Wednesday, September 7, 2011

Child of Thunder (Chapter Seven)

Chapter Seven: An Invitation to Breakfast

There are but two things you need to know about the night we passed as captives.

First, that despite several hours of discussion, we’d come up with no feasible plan. We were trapped in a room with only one exit, which was heavily guarded. We had no weapons, and Gryndor could think of no tricks that could get us out. Apparently, whatever stone the building around us was born of, it made magic very difficult.

Secondly, Gryndor had taught me a new spell. It was the art of being “difficult to notice”. The deer had told me that it would make me mentally slippery to others, and difficult to focus on. Essentially, it was the power of invisibility without the pesky issue of not being able to see my feet. If I could master it. He had stressed that that would take a little time.

Passing the night on bare, cold rock is one life experience I could have done without. Even with my cloak laid out beneath me, it was still terribly uncomfortable. I woke up stiff and hungry, my toes freezing. As I idly looked at my surroundings as I awoke, it took me a moment to notice that Daale and Gryndor were bound again, along with Hayfinch the rabbit.

I alone was free, not counting the timid beasts who’d been watching us from the corner. I was certain after some observation they were mostly rabbits, along with a few squirrels and a fox. What the poor things had done to deserve being trapped here, I could not say. I alone was free. A thin brown bear stood near the door, one I didn’t think I’d seen before. He seemed to have been waiting for something. When he stepped forward as I stirred, I realized he’d been waiting for me to wake up.

“Good morning sir. The mighty wizard Xyd, overseer of Ursyne labor camp number seven wishes to extend to you an invitation to breakfast. Immediately upon your awakening, you are to make haste and meet with him at your earliest convenience.” When I did not respond, the bear added. “Your earliest convenience… is now, if I’m not mistaken. Let’s be moving along, sir.”

There was no sign of any chains or ropes. They weren’t going to bind me. I could hardly believe it. I didn’t think Gryndor could have anticipated things going this way, but he couldn’t have possibly picked a better skill to teach me.

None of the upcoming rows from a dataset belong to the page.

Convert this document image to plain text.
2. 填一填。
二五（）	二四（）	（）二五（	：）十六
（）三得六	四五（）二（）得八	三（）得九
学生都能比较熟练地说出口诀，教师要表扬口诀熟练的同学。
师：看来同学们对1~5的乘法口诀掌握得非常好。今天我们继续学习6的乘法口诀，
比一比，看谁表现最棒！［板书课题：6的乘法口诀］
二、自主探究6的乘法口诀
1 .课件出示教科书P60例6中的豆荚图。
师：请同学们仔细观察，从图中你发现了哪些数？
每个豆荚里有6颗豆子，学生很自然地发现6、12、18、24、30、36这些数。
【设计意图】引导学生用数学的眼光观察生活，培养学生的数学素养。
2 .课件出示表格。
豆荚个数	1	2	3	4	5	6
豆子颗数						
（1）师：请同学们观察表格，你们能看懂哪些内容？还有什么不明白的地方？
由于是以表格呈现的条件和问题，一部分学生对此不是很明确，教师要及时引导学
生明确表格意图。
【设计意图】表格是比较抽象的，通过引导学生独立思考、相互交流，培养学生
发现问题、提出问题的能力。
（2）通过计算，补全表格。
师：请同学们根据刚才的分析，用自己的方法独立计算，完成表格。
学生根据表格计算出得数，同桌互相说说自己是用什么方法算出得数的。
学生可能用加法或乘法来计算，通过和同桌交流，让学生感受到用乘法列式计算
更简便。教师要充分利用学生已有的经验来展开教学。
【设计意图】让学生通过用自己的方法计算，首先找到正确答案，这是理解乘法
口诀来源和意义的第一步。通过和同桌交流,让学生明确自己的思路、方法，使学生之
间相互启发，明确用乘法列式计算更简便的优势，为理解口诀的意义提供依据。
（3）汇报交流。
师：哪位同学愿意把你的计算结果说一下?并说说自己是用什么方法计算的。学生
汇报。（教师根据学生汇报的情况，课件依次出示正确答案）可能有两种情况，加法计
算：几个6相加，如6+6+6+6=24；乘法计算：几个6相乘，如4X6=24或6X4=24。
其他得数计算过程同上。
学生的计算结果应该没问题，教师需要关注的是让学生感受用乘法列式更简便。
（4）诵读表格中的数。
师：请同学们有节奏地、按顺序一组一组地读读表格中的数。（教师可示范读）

I followed the bear out of the room I’d passed such uncomfortable time in. We moved into a long hall. Two bears stood on either side of us, guarding the exit, each wielding an enormous mace with wicked spikes sprouting from the business end. One of them glanced at me and snarled, as if he were reluctant to let me leave.

Immediately I went to work on making myself invisible. I concentrated on making my presence shrink. In my minds’ eye I pictured myself growing smaller and smaller. I imagined people looking for me and looking straight through me. There were magic words to this spell just like the others, but I was afraid if I uttered anything strange, it would alert the bear to my intentions. I was also afraid it wouldn’t work at all… if Gryndor had difficulties here, why should I be any different? But the deer had also told me that the rules would not always apply to me, perhaps one of the most significant things anyone had told me since my arrival.

We walked down the hall and through several twisting corridors. At first, the bear chatted with me, telling me about bear things I didn’t entirely understand. Most of them seemed to have to do with happenings in the city.

After a few minutes of attempting to make my existence as thin as a shadow, he spoke less. The bear grew confused, twice stopping midsentence. He seemed to have gotten the feeling he’d been talking to himself, then remembered I was there. Finally when we reached a crossroads with corridors stretching away in either direction, I fled.

I didn’t know where I was going. I ran just to run. The spell I was working had its limitations, however. The guard was confused, but he wasn’t going to forget about me or fail to see which way I’d gone. I was pretty sure it was possible to achieve true invisibility, but not without practice. Indeed, it wasn’t long before I heard the creature giving chase, nails scraping against stone.

The hallway curved and I nearly ran right into a large bear with fur as dark as a moonless night sky. I skidded to a stop mere seconds from running into him. He looked downward with a frown, probably as confused as the bear barreling down the hallway on all fours after me.

I did an about face and ran another way. This time, I didn’t run for long before I burst outside. Daylight dazzled my eyes as early morning cold bit into my bare chest. There was dew on the ground, I could feel it on the blades of grass beneath my feet. I cast an eye back towards the building I’d left. Both bears were in pursuit now.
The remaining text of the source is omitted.